En dan Commonland. Deze in Amsterdam gevestigde organisatie voert in twintig landen ecosysteemherstelprojecten uit met lokale teams: ze herstelt natuurlijke landschappen, vergroot er de biodiversiteit en ontwikkelt lokale verdienmodellen. Bijvoorbeeld samen met natuurvriendelijke boeren, zodat natuurherstel zich ook uitbetaalt aan de plaatselijke bewoners.
Wat deze nieuwe generatie pioniers en start-ups bindt, is dat ze proberen een houdbaar bedrijfsmodel te verzinnen voor natuurherstel. Ze noemen zichzelf ‘regeneratief’, willen de natuur helpen zichzelf te regenereren. Maar het blijft vooralsnog kleinschalig, sterk experimenteel, idealistisch, een beetje vaag soms: „Het is zoeken, pionieren om dit financieel lonend te krijgen in het huidige kapitalistische systeem”, zegt hoofd landschapsfinanciering Jasper Bertels van Commonland.
Dat roept de vraag op: kan het niet structureler? Kunnen economische modellen, indicatoren en prikkels zó worden aangepast dat de natuur systematisch wordt versterkt in plaats van geëxploiteerd? In economentaal: kan de gezondheid van de natuur veranderen van ‘externaliteit’ (iets dat buiten de modellen valt) in een integraal onderdeel van het economische systeem? Kunnen vrije markten ook werken voor regeneratie in plaats van de extractie die nu de standaard is? Kan, kortom, het kapitalisme worden gehackt voor een symbiotischer relatie met de natuur?
Natuurherstel als aflaat?
Eén ontwikkeling in die richting zou de beweging kunnen zijn rondom zogeheten offsetting, de grootschalige compensatie van milieuschade, CO2– of stikstofuitstoot door ecosysteemherstel. In verschillende landen gelden al verplichtingen voor zulke milieucompensatie bij economische activiteiten, zoals in Nederland de verplichte stikstofcompensatie bij bouwprojecten. En diverse bedrijven springen daar op in.

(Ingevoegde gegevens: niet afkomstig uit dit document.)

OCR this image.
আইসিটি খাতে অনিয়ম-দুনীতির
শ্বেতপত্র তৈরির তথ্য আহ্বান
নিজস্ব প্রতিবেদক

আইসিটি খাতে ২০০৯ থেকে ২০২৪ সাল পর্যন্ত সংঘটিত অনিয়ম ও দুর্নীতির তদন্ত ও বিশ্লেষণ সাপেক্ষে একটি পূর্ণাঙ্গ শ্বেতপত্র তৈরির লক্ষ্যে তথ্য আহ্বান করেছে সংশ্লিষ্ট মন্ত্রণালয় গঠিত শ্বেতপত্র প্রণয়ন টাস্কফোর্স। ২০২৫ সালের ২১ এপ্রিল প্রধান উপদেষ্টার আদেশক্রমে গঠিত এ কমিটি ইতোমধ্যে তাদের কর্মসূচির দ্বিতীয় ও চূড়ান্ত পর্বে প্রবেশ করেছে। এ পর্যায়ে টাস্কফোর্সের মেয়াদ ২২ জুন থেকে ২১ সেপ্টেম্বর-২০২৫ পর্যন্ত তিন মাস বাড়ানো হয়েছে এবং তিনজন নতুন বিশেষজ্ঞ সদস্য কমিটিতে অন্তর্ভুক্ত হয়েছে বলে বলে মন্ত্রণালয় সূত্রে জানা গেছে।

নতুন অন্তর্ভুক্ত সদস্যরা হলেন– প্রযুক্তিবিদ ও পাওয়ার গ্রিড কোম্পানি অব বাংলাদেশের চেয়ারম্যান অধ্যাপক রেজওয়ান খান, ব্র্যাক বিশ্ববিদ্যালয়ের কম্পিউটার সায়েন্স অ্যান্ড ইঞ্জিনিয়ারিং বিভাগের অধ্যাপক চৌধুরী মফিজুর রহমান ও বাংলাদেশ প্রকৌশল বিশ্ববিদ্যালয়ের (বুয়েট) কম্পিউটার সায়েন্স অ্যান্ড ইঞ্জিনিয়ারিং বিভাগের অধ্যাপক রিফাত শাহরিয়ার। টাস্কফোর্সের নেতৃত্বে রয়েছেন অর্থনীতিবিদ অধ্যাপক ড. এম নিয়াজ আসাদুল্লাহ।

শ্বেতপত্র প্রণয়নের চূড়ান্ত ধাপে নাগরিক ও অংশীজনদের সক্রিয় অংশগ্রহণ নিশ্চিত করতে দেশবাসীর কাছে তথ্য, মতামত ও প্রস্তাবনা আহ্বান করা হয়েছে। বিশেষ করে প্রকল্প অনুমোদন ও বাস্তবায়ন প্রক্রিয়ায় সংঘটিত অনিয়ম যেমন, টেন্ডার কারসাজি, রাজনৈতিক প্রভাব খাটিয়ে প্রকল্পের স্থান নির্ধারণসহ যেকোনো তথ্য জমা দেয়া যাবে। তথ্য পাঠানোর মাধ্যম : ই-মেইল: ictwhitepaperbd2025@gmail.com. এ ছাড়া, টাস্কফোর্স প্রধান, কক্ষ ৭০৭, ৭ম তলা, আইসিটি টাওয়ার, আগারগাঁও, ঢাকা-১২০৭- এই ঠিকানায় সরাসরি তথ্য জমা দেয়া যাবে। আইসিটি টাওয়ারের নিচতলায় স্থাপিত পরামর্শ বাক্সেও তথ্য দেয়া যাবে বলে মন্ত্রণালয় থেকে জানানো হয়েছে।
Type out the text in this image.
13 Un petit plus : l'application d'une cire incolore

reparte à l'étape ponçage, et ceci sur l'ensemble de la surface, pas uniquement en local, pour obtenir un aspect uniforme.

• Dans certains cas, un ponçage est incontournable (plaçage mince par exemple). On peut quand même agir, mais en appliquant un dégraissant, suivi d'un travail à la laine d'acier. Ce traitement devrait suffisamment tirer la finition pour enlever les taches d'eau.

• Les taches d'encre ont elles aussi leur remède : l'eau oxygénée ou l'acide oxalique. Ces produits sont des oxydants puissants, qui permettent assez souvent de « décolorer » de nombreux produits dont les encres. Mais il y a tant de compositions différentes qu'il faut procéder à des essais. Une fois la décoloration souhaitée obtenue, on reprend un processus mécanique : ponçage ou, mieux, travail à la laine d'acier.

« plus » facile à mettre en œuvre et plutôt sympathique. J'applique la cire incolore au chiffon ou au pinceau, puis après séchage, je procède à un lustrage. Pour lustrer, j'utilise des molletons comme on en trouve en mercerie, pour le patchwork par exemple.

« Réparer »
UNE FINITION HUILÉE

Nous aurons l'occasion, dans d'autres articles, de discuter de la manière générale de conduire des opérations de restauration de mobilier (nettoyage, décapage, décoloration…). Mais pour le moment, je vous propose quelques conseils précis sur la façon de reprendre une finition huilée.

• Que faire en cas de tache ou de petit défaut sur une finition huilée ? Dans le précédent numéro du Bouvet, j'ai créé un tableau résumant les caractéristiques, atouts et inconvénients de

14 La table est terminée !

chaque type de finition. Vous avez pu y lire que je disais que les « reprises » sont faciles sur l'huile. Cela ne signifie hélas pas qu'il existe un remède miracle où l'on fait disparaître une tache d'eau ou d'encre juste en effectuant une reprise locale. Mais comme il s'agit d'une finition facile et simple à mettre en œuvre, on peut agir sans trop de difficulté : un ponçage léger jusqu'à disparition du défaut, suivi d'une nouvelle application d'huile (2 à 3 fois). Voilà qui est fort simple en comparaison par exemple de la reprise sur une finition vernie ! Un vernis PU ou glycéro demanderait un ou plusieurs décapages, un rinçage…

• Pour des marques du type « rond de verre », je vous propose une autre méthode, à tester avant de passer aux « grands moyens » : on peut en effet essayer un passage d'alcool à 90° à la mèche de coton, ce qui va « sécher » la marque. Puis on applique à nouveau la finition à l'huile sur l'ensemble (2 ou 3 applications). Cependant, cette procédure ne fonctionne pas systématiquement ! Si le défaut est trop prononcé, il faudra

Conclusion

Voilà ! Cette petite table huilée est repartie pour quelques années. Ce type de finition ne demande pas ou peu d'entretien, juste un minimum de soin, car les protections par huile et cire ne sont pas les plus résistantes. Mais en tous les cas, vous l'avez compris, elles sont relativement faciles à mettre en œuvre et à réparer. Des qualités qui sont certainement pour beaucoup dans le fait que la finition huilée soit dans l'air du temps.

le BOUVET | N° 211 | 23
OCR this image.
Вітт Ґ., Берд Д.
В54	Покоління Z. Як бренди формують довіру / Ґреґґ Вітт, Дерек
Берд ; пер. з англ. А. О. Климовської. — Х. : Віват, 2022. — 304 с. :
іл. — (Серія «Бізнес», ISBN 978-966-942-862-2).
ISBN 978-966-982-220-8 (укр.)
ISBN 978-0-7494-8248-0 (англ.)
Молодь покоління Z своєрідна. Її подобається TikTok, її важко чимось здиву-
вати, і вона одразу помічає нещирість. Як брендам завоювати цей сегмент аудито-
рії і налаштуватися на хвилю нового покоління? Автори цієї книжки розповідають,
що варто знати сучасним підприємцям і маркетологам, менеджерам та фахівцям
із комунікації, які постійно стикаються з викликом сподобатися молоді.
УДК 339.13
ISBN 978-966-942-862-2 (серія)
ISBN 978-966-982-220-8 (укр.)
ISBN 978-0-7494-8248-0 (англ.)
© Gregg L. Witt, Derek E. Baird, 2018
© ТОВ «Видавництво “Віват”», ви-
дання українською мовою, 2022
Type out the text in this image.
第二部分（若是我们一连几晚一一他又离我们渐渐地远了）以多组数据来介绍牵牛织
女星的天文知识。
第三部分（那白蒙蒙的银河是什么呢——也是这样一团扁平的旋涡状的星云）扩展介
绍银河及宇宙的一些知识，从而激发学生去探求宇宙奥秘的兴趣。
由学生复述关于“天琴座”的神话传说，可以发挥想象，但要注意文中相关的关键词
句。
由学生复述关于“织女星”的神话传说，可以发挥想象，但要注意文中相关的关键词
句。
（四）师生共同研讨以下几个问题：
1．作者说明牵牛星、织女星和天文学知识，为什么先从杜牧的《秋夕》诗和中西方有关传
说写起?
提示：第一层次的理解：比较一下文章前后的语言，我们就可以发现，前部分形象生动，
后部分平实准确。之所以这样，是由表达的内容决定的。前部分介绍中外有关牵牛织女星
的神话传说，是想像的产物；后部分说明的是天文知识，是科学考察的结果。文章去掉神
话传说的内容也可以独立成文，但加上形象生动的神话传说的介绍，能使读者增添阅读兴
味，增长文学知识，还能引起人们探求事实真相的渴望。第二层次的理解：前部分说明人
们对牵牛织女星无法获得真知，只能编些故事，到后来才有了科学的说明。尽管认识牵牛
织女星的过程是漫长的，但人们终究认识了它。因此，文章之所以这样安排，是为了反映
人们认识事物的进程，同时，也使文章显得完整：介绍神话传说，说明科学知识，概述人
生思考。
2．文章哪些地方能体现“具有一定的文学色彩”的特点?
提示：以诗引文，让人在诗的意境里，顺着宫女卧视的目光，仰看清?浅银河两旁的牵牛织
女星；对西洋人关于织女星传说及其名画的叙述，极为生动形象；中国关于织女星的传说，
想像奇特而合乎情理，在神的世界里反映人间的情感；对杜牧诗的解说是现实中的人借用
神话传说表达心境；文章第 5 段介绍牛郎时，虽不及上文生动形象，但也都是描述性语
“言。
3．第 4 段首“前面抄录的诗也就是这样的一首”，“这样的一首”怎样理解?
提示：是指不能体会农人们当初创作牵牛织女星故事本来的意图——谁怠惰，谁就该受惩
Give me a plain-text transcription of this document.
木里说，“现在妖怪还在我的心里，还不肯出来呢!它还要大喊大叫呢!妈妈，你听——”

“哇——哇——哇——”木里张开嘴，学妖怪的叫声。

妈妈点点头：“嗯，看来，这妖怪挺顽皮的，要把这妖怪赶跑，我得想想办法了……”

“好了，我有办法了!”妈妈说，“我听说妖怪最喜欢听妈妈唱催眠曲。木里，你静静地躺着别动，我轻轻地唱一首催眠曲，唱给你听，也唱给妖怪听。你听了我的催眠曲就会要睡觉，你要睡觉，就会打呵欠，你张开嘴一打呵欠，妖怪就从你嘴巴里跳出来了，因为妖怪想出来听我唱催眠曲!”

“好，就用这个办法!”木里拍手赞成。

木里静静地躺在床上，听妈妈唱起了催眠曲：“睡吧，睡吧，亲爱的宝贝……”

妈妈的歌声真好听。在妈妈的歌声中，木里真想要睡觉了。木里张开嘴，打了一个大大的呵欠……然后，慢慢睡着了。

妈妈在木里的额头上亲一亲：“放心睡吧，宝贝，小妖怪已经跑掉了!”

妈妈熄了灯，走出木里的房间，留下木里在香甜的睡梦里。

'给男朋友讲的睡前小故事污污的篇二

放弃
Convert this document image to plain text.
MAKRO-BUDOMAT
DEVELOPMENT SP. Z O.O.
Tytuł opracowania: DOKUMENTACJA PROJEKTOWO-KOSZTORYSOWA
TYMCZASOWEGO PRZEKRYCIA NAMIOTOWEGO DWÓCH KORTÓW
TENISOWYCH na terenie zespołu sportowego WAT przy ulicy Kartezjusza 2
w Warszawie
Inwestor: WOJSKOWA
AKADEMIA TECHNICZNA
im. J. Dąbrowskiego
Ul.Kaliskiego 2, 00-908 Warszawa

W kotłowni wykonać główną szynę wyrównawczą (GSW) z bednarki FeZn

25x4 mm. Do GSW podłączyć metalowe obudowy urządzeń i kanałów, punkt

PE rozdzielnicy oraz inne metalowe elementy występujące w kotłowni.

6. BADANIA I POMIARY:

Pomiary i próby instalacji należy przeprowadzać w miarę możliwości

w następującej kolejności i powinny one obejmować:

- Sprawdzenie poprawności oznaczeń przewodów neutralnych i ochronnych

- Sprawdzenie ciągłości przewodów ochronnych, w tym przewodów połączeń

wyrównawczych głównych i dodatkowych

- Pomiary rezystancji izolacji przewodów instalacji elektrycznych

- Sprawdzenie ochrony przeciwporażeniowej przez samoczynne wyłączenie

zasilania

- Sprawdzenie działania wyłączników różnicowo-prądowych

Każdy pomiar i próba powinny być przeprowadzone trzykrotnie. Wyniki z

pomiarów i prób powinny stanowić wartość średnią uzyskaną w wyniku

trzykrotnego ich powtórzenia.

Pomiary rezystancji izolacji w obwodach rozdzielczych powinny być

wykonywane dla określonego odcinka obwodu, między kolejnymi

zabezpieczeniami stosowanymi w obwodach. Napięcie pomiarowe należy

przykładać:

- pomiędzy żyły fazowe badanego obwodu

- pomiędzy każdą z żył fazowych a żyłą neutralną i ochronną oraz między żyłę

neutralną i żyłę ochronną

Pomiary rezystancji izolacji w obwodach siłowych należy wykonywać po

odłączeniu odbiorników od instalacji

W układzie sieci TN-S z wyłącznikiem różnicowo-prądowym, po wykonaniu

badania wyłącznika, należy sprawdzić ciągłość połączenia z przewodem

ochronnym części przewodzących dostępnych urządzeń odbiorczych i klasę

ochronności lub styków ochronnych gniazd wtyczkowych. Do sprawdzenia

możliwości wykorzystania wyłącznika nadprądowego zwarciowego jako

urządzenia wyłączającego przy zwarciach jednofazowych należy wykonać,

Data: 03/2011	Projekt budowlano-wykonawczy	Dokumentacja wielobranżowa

Denk aan de mogelijkheid om bomen te laten planten bij het boeken van een vliegreis. Zo ontstaan compleet nieuwe bossen en daalt de netto-uitstoot van vervuilende economische activiteit in de richting van nul door de CO2 die de nieuw aangeplante natuur opneemt.
Dat is althans de belofte. De laatste jaren zijn er meerdere schandalen geweest waarbij bleek dat sommige compensatiebedrijven hun afspraken niet nakomen. Zo bleek uit onderzoek van The Guardian en andere internationale kranten eerder dit jaar dat 90 procent van de beloofde CO2-compensatie van Verra Carbon Standard, een grote aanbieder, waarschijnlijk nooit heeft plaatsgevonden.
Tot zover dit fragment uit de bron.